This month's guest blog is by Phil Goldstein, poet and author of How to Bury a Boy at Sea, partner and Dad of fur babies. Phil has also shared his thoughts as a survivor of sibling sexual abuse on the podcast Flushing It Out with Samantha Spittle and Handing the Shame Back with Gloria Masters.
When you think back to what you were like as a tween, around the ages of 10 to 12, what do you remember about yourself? If you had a relatively stable upbringing, you might have specific memories of being in a class at school, or a sports team, with your family at home, or on a vacation. I have all of those. But if you were also sexually abused, you might have other more searing and painful memories. I have those as well.
From the time I was 10 to about 12 and a half, my older brother sexually abused me. I never told anyone about it until I was 30. The silence of those years burrowed its way into the marrow of my body and into the core of my soul. It was something that, like many survivors of of sibling sexual abuse (SSA), I wanted to forget ever happened. My brother stole my innocence, destroyed my safety and boundaries, and violated my trust as someone who was supposed to look after and protect me.
To be clear: I never did forget what happened; I simply made a conscious effort to bury it away. I was deeply ashamed of what had happened, and I knew my brother molesting me was wrong, but I couldn’t articulate why. I just knew I couldn’t tell anyone, certainly not my parents. The abuse also happened as I was starting puberty, a fraught and disorienting time for children under normal circumstances.
I think that as a boy, I was particularly keen to avoid anyone knowing about what happened. I was raised in a society and on a media diet of cartoons, kids’ shows, and movies that portrayed men and masculinity in very particular ways. Men and male characters were muscle-bound, strong, brave, fearless. Think Power Rangers, Batman, Conan the Barbarian, American Gladiators. Men didn’t reveal weakness or vulnerability, they didn’t cry, and they certainly didn’t let or talk about their brother abusing them.

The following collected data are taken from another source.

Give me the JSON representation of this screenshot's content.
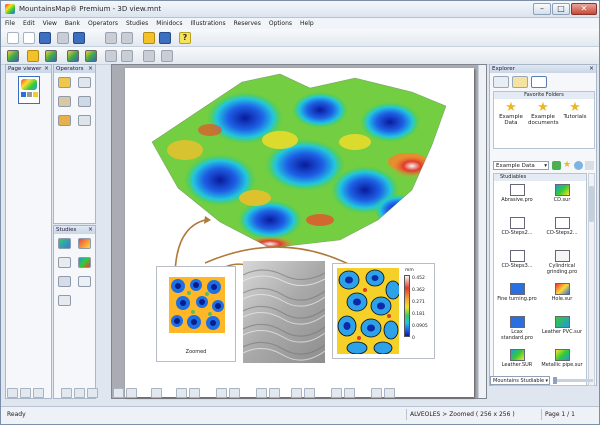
{
  "window": {
    "title": "MountainsMap® Premium - 3D view.mnt"
  },
  "menu": [
    "File",
    "Edit",
    "View",
    "Bank",
    "Operators",
    "Studies",
    "Minidocs",
    "Illustrations",
    "Reserves",
    "Options",
    "Help"
  ],
  "panels": {
    "page_viewer": {
      "title": "Page viewer"
    },
    "operators": {
      "title": "Operators"
    },
    "studies": {
      "title": "Studies"
    },
    "explorer": {
      "title": "Explorer"
    }
  },
  "explorer": {
    "favorites_header": "Favorite Folders",
    "favorites": [
      "Example Data",
      "Example documents",
      "Tutorials"
    ],
    "folder_select": "Example Data",
    "studiables_header": "Studiables",
    "items": [
      "Abrasive.pro",
      "CD.sur",
      "CD-Steps2...",
      "CD-Steps2...",
      "CD-Steps3...",
      "Cylindrical grinding.pro",
      "Fine turning.pro",
      "Hole.sur",
      "Lcax standard.pro",
      "Leather PVC.sur",
      "Leather.SUR",
      "Metallic pipe.sur"
    ],
    "filter_select": "Mountains Studiable"
  },
  "document": {
    "zoomed_caption": "Zoomed",
    "colorbar_unit": "mm",
    "colorbar_ticks": [
      "0.452",
      "0.362",
      "0.271",
      "0.181",
      "0.0905",
      "0"
    ]
  },
  "status": {
    "left": "Ready",
    "center": "ALVEOLES > Zoomed ( 256 x 256 )",
    "page": "Page 1 / 1"
  }
}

I was also a scrawny, short kid, and not particularly athletic. I was into writing and reading books, history, and video games. I was definitely not and didn’t think of myself as one of the “cool kids.” Combine all of that with the onset of middle school, when kids are desperate to be liked by their peers and not cast off as “weirdos,” and you have a perfect recipe for a young boy wanting to stay silent about something like SSA.
The sheer embarrassment and mortification of explaining to a friend or trusted adult what my brother had done was enough to convince me to stay silent. I was also worried my peers – girls and boys alike – would think I was gay, at a time when homophobia was much more rampant than it is now. Society’s expectations of what boys and men should be like definitely inhibited me, even if I couldn’t articulate it. I couldn’t even really describe what happened or how I felt. I just knew it was something that would destroy me, and out of an instinct for self-preservation I buried the trauma away.
Staying silent for so long – and, of course, the abuse itself – had a profound impact on me. I became a people pleaser, desperately to ensure nothing was ever amiss or that my grades stayed near-perfect, for fear that disorder and dysfunction would invite questions that could uncover what had happened. This behavior carried over into my adult life, making me fearful of upsetting others, and leading me to not state and act on what I wanted, or even know how I felt. As I had when I was younger, I put my emotional needs behind that of others. Also, as I got older and became sexually active, I developed erectile dysfunction and anxiety around sex that marred many dates and relationships with women.
It took years of intensive, trauma-informed therapy with a wonderful therapist to unpack and truly internalize all of this. I also benefited tremendously from using creative writing, and specifically poetry, to unearth, make sense of, and explore a complex array of emotions that therapy brought up. Sadness. Pain. Anger. Shame. Grief. Longing. Healing. And forgiveness. All of this writing culminated in my book, How to Bury a Boy at Sea.
For a long time, I blamed myself for not saying anything about the abuse, especially because of how it had affected me. Maybe, I thought, if I had said something earlier, I wouldn’t have suffered so much. I was angry, and I felt enormous grief. It took therapy to recognize that when I was abused, I was just a child. I couldn’t and shouldn’t have been expected to say anything about the abuse or even to really understand what happened. I was just a boy, and I needed to offer that boy forgiveness and grace. I explored these emotions in the poem “A Note to My Younger Self,” which is in my book:
A Note to My Younger Self
You can’t be saved, not now. You must hang on
until the day you are strong enough to climb out.
You can’t be blamed
for staying beneath the water.
There, quiet felt like peace.
You must navigate a thread
so small it’s practically invisible,
the line between what you feel & what you can say:
pushing up a jagged wall everywhere you tread.
You are just a boy, you are just a boy, you are just a boy,
you can’t be anything but a boy.
If you are reading this and you are a survivor of SSA or know someone who is, especially if you are man, I want you to know that you are not alone. And I want you to realize that if you were a child when you were abused, you don’t have anything to apologize for, or be ashamed of. You were a child – remember that. You owe your younger self compassion and love.